Lately,  tea time has become one of Louisa’s favorite rituals. I brew a pot and pour a bunch of milk into her cup (just like mine with a saucer and everything) and a wee bit of tea. I actually googled if it was ok to give a toddler tea because she kept asking me for some because she sees me drinking a cup every afternoon. All the American websites I found said no! absolutely not! what kind of parent are you? and the British websites I found said a little weak tea was perfectly fine. I’ll admit I was a bit worried the first day, but Louisa has a couple of sips and then pretty much ignores it until the next day. What’s important for her is the ritual and the process, getting to have something I’m having.

Unlike her tea, Louisa eats up everything that’s on offer to eat. Sometimes it’s just popcorn or bread and butter, but I’ve been trying to do a proper bake once a week. I’ve gotten quite obsessed with Waldorf and Charlotte Mason and a bit of Montessori and they’re all big into children being a part of the work of the home, baking included. Louisa stands on a chair and licks the spoon. I break the eggs into a ramekin so she can add the eggs to the batter and I might measure out the flour and sugar, but she dumps them into the bowl. When I read the book The Montessori Toddler, I realized there were so many things I could be doing with Louisa instead of waiting for her to go to sleep!

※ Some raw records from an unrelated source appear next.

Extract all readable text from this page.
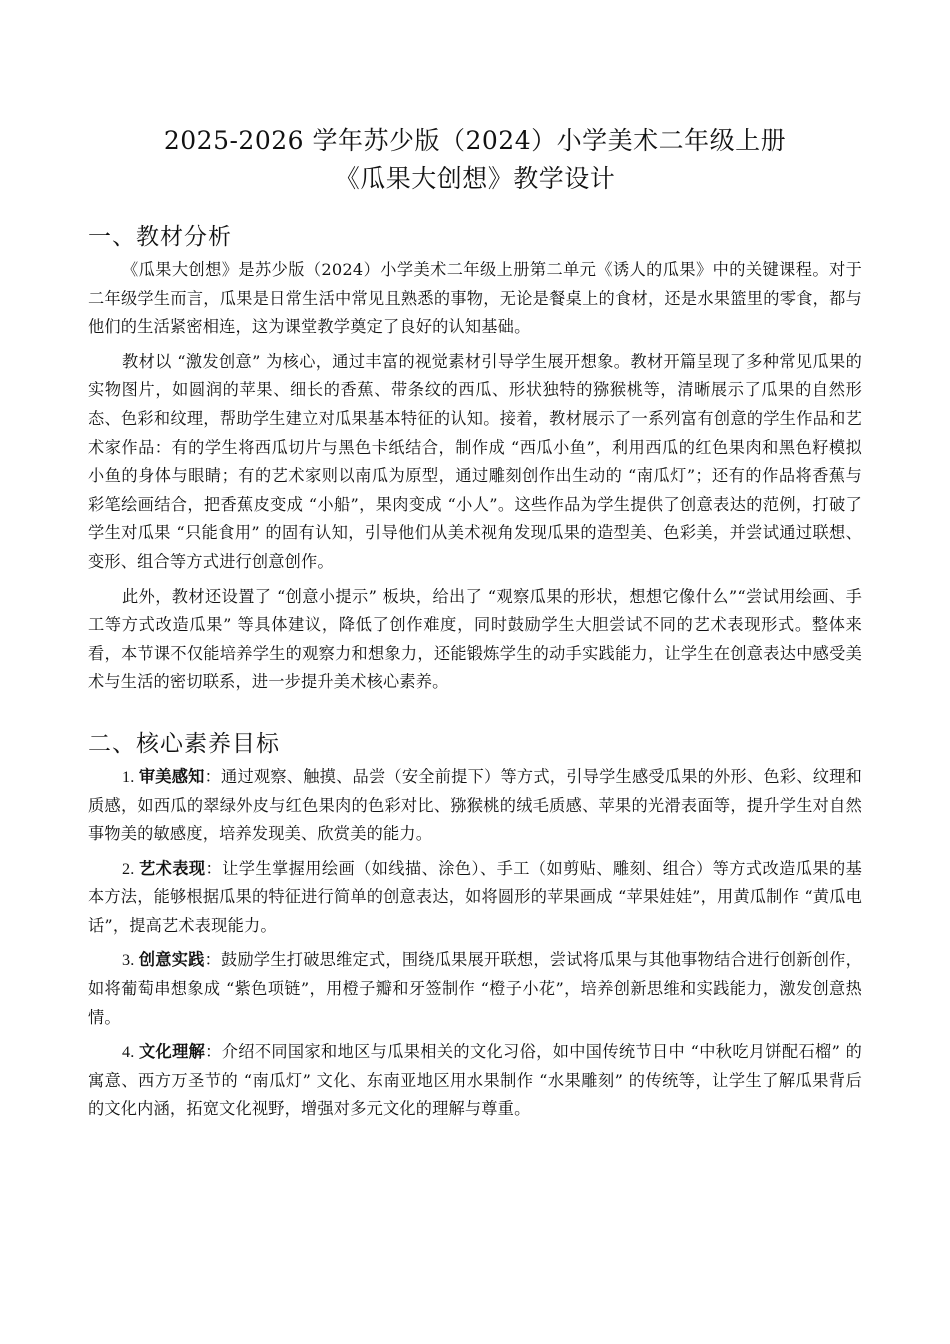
2025-2026 学年苏少版（2024）小学美术二年级上册
《瓜果大创想》教学设计
一、教材分析

《瓜果大创想》是苏少版（2024）小学美术二年级上册第二单元《诱人的瓜果》中的关键课程。对于二年级学生而言，瓜果是日常生活中常见且熟悉的事物，无论是餐桌上的食材，还是水果篮里的零食，都与他们的生活紧密相连，这为课堂教学奠定了良好的认知基础。

教材以 “激发创意” 为核心，通过丰富的视觉素材引导学生展开想象。教材开篇呈现了多种常见瓜果的实物图片，如圆润的苹果、细长的香蕉、带条纹的西瓜、形状独特的猕猴桃等，清晰展示了瓜果的自然形态、色彩和纹理，帮助学生建立对瓜果基本特征的认知。接着，教材展示了一系列富有创意的学生作品和艺术家作品：有的学生将西瓜切片与黑色卡纸结合，制作成 “西瓜小鱼”，利用西瓜的红色果肉和黑色籽模拟小鱼的身体与眼睛；有的艺术家则以南瓜为原型，通过雕刻创作出生动的 “南瓜灯”；还有的作品将香蕉与彩笔绘画结合，把香蕉皮变成 “小船”，果肉变成 “小人”。这些作品为学生提供了创意表达的范例，打破了学生对瓜果 “只能食用” 的固有认知，引导他们从美术视角发现瓜果的造型美、色彩美，并尝试通过联想、变形、组合等方式进行创意创作。

此外，教材还设置了 “创意小提示” 板块，给出了 “观察瓜果的形状，想想它像什么”“尝试用绘画、手工等方式改造瓜果” 等具体建议，降低了创作难度，同时鼓励学生大胆尝试不同的艺术表现形式。整体来看，本节课不仅能培养学生的观察力和想象力，还能锻炼学生的动手实践能力，让学生在创意表达中感受美术与生活的密切联系，进一步提升美术核心素养。

二、核心素养目标

1. 审美感知：通过观察、触摸、品尝（安全前提下）等方式，引导学生感受瓜果的外形、色彩、纹理和质感，如西瓜的翠绿外皮与红色果肉的色彩对比、猕猴桃的绒毛质感、苹果的光滑表面等，提升学生对自然事物美的敏感度，培养发现美、欣赏美的能力。

2. 艺术表现：让学生掌握用绘画（如线描、涂色）、手工（如剪贴、雕刻、组合）等方式改造瓜果的基本方法，能够根据瓜果的特征进行简单的创意表达，如将圆形的苹果画成 “苹果娃娃”，用黄瓜制作 “黄瓜电话”，提高艺术表现能力。

3. 创意实践：鼓励学生打破思维定式，围绕瓜果展开联想，尝试将瓜果与其他事物结合进行创新创作，如将葡萄串想象成 “紫色项链”，用橙子瓣和牙签制作 “橙子小花”，培养创新思维和实践能力，激发创意热情。

4. 文化理解：介绍不同国家和地区与瓜果相关的文化习俗，如中国传统节日中 “中秋吃月饼配石榴” 的寓意、西方万圣节的 “南瓜灯” 文化、东南亚地区用水果制作 “水果雕刻” 的传统等，让学生了解瓜果背后的文化内涵，拓宽文化视野，增强对多元文化的理解与尊重。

This cake is super simple. If your butter is soft enough, you don’t even need a mixer; a wooden spoon will suffice. It’s a plain cake, so there’s no frosting or decorating (less work!). It also means it’s less sweet, which I prefer. The crumb is dense and the flavor is lemony. The first known printed recipe for Madeira Cake was from Eliza Acton’s 1845 book, Modern Cooking for Private Families, even though the cake probably dates back to the eighteenth century when Madeira was having a moment. This recipe is adapted from Jane Brocket’s cookbook–one of my favorites–Vintage Cakes.

Madeira Cake

3/4 cup softened unsalted butter
1 cup sugar
4 eggs, at room temperature
zest of 1 lemon
1/4 teaspoon baking powder
1/4 teaspoon salt
2 cups flour

Preheat oven to 325˚ Fahrenheit. Line a 8 1/2″ x 4 1/2″ loaf pan with parchment paper and set aside.

In a large mixing bowl, cream the butter then add the sugar and keep beating until fluffy. Beat in the eggs, one at a time, making sure they’re fully combined. Grate in the lemon zest and stir it into the batter.

Stir in the baking powder and salt. Next, add the flour, 1/2 cup at a time, stirring well after each addition. Spoon the batter into the prepared loaf pan and bake for 55 to 65 minutes, or until cake is firm to the touch and a cake tester comes out clean.

Cool cake in its tin, on a rack, for 15 minutes, then turn it out to cool completely.